TPBench’s first release contains 57 problems from undergraduate to original research level, with the hardest remaining unsolved by today’s leading large language models, highlighting how far AI still has to go.

Methodology

TPBench consists of:

  • Curated Problem Sets
    Problems are original - they can’t be found in various public collections.
    They include derivations, multi-step analytical reasoning, and conceptual explanations.

  • Public and Private Splits
    A small subset of problems and different models’ solutions is made public A private hidden set ensures unbiased evaluation of AI models and prevents data leakage into training corpora.

  • Evaluation Protocol
    Models are tested for correctness of final answers and quality of intermediate reasoning steps.
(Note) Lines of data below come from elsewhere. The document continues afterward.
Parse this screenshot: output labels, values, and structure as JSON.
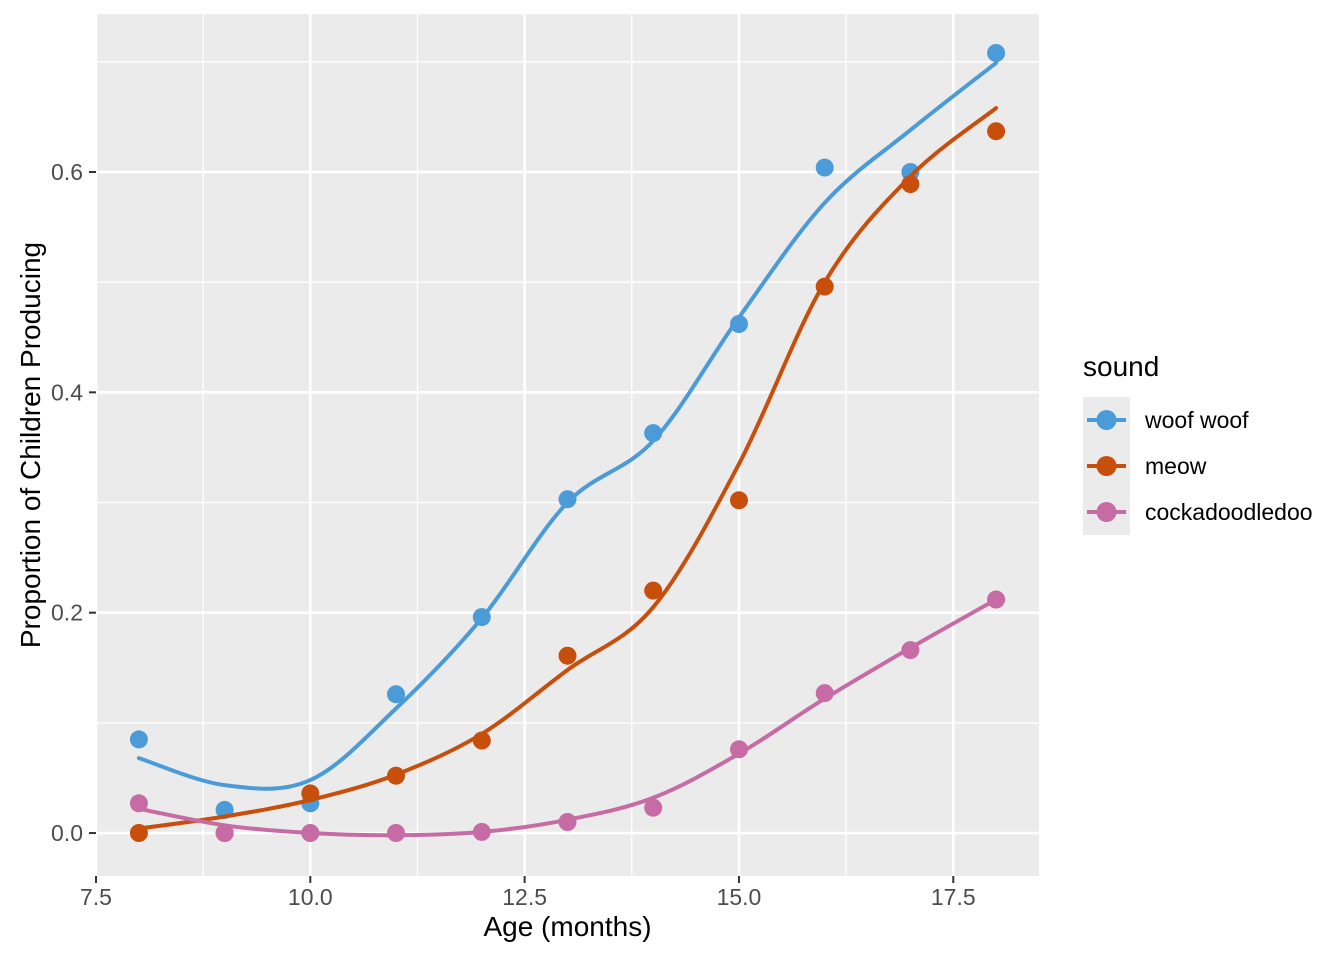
{
  "chart_data": {
    "type": "scatter",
    "title": "",
    "xlabel": "Age (months)",
    "ylabel": "Proportion of Children Producing",
    "legend_title": "sound",
    "legend_position": "right",
    "grid": true,
    "panel_bg": "#EBEBEB",
    "grid_color": "#FFFFFF",
    "tick_mark_color": "#333333",
    "tick_label_color": "#4D4D4D",
    "xlim": [
      7.5,
      18.5
    ],
    "ylim": [
      -0.039,
      0.7434
    ],
    "x_ticks": [
      7.5,
      10,
      12.5,
      15,
      17.5
    ],
    "x_tick_labels": [
      "7.5",
      "10.0",
      "12.5",
      "15.0",
      "17.5"
    ],
    "x_minor_ticks": [
      8.75,
      11.25,
      13.75,
      16.25
    ],
    "y_ticks": [
      0,
      0.2,
      0.4,
      0.6
    ],
    "y_tick_labels": [
      "0.0",
      "0.2",
      "0.4",
      "0.6"
    ],
    "y_minor_ticks": [
      0.1,
      0.3,
      0.5,
      0.7
    ],
    "x": [
      8,
      9,
      10,
      11,
      12,
      13,
      14,
      15,
      16,
      17,
      18
    ],
    "series": [
      {
        "name": "woof woof",
        "color": "#4A9BD8",
        "values": [
          0.085,
          0.021,
          0.027,
          0.126,
          0.196,
          0.303,
          0.363,
          0.462,
          0.604,
          0.6,
          0.708
        ],
        "smooth": [
          [
            8,
            0.068
          ],
          [
            9,
            0.0435
          ],
          [
            10,
            0.048
          ],
          [
            11,
            0.113
          ],
          [
            12,
            0.195
          ],
          [
            13,
            0.3
          ],
          [
            14,
            0.356
          ],
          [
            15,
            0.468
          ],
          [
            16,
            0.572
          ],
          [
            17,
            0.638
          ],
          [
            18,
            0.699
          ]
        ]
      },
      {
        "name": "meow",
        "color": "#C84E0C",
        "values": [
          0.0,
          0.0,
          0.036,
          0.052,
          0.084,
          0.161,
          0.22,
          0.302,
          0.496,
          0.589,
          0.637
        ],
        "smooth": [
          [
            8,
            0.004
          ],
          [
            9,
            0.015
          ],
          [
            10,
            0.03
          ],
          [
            11,
            0.053
          ],
          [
            12,
            0.09
          ],
          [
            13,
            0.148
          ],
          [
            14,
            0.205
          ],
          [
            15,
            0.335
          ],
          [
            16,
            0.5
          ],
          [
            17,
            0.596
          ],
          [
            18,
            0.658
          ]
        ]
      },
      {
        "name": "cockadoodledoo",
        "color": "#C66BA3",
        "values": [
          0.027,
          0.0,
          0.0,
          0.0,
          0.001,
          0.01,
          0.023,
          0.076,
          0.127,
          0.166,
          0.212
        ],
        "smooth": [
          [
            8,
            0.022
          ],
          [
            9,
            0.007
          ],
          [
            10,
            0.0
          ],
          [
            11,
            -0.002
          ],
          [
            12,
            0.001
          ],
          [
            13,
            0.012
          ],
          [
            14,
            0.032
          ],
          [
            15,
            0.072
          ],
          [
            16,
            0.122
          ],
          [
            17,
            0.168
          ],
          [
            18,
            0.212
          ]
        ]
      }
    ]
  }
}
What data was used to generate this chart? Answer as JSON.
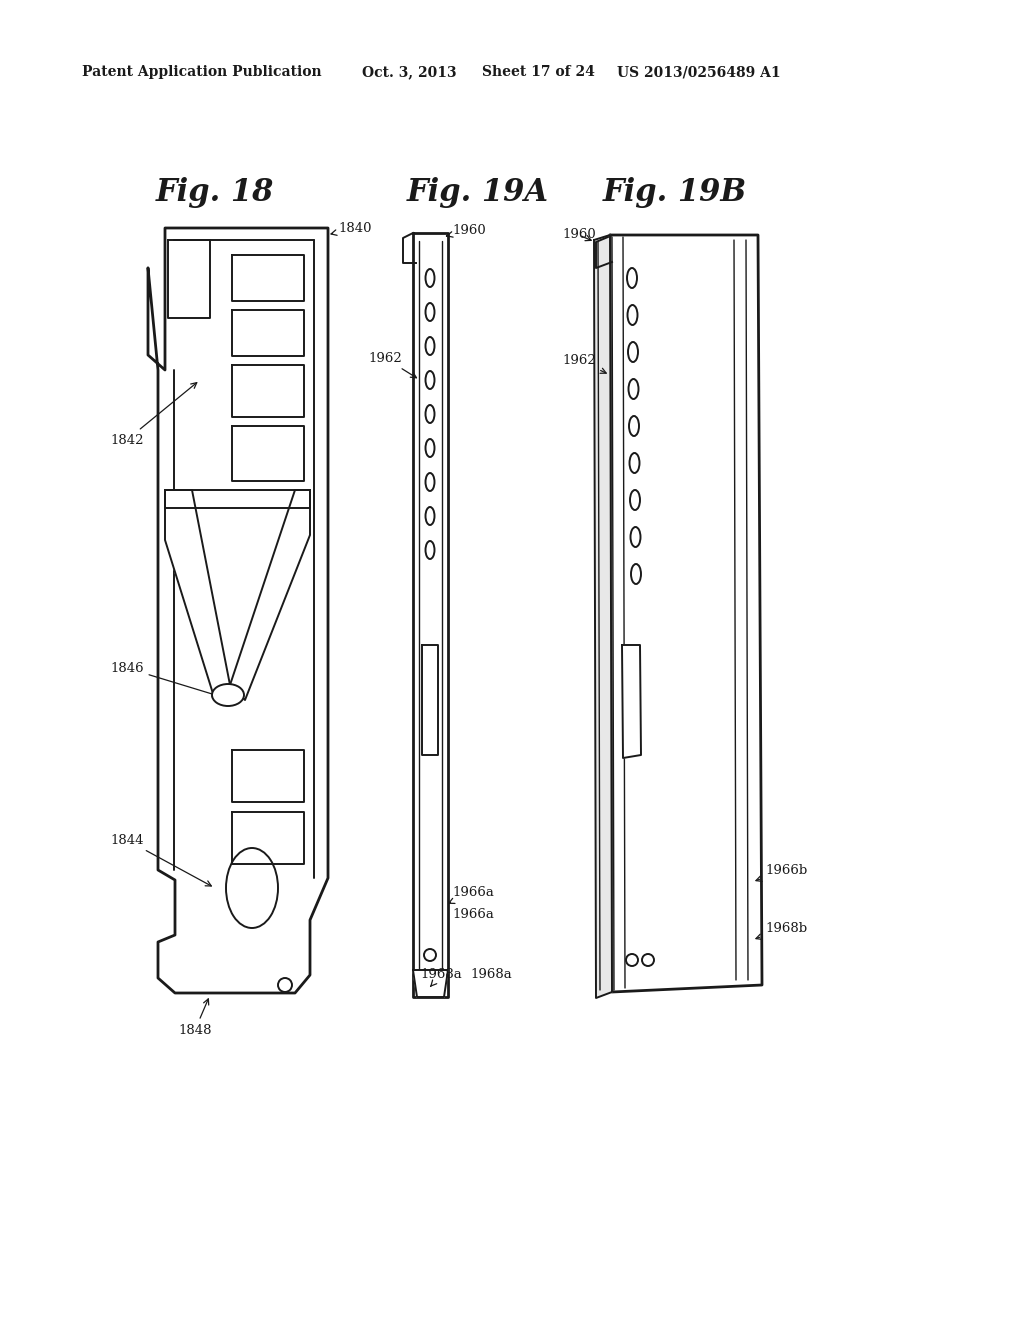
{
  "background_color": "#ffffff",
  "header_text": "Patent Application Publication",
  "header_date": "Oct. 3, 2013",
  "header_sheet": "Sheet 17 of 24",
  "header_patent": "US 2013/0256489 A1",
  "fig18_title": "Fig. 18",
  "fig19a_title": "Fig. 19A",
  "fig19b_title": "Fig. 19B",
  "line_color": "#1a1a1a",
  "lw_main": 2.0,
  "lw_inner": 1.4,
  "lw_thin": 1.0,
  "font_size_header": 10,
  "font_size_title": 22,
  "font_size_label": 9.5
}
  • Leaderboard and Continuous Updates
    TPBench tracks and displays model performance on its website, providing a transparent benchmark for progress in AI for physics.

Significance and Applications

TPBench serves several purposes:

  • Benchmarking AI for Theoretical Physics
    It enables fair comparison of large language models and symbolic reasoning systems on rigorous physics tasks.

  • Research and Development
    Helps guide the design of specialized AI architectures and training methods that can handle symbolic derivations and complex mathematical reasoning.

Future Plans

Future development of TPBench is expected to include:

  • Expanding both the public and private sets.
  • Adding problem categories covering broader areas of theoretical physics.
  • Developing richer evaluation metrics to assess step-by-step reasoning, not just final answers.
  • Facilitating community contributions while maintaining strict quality control.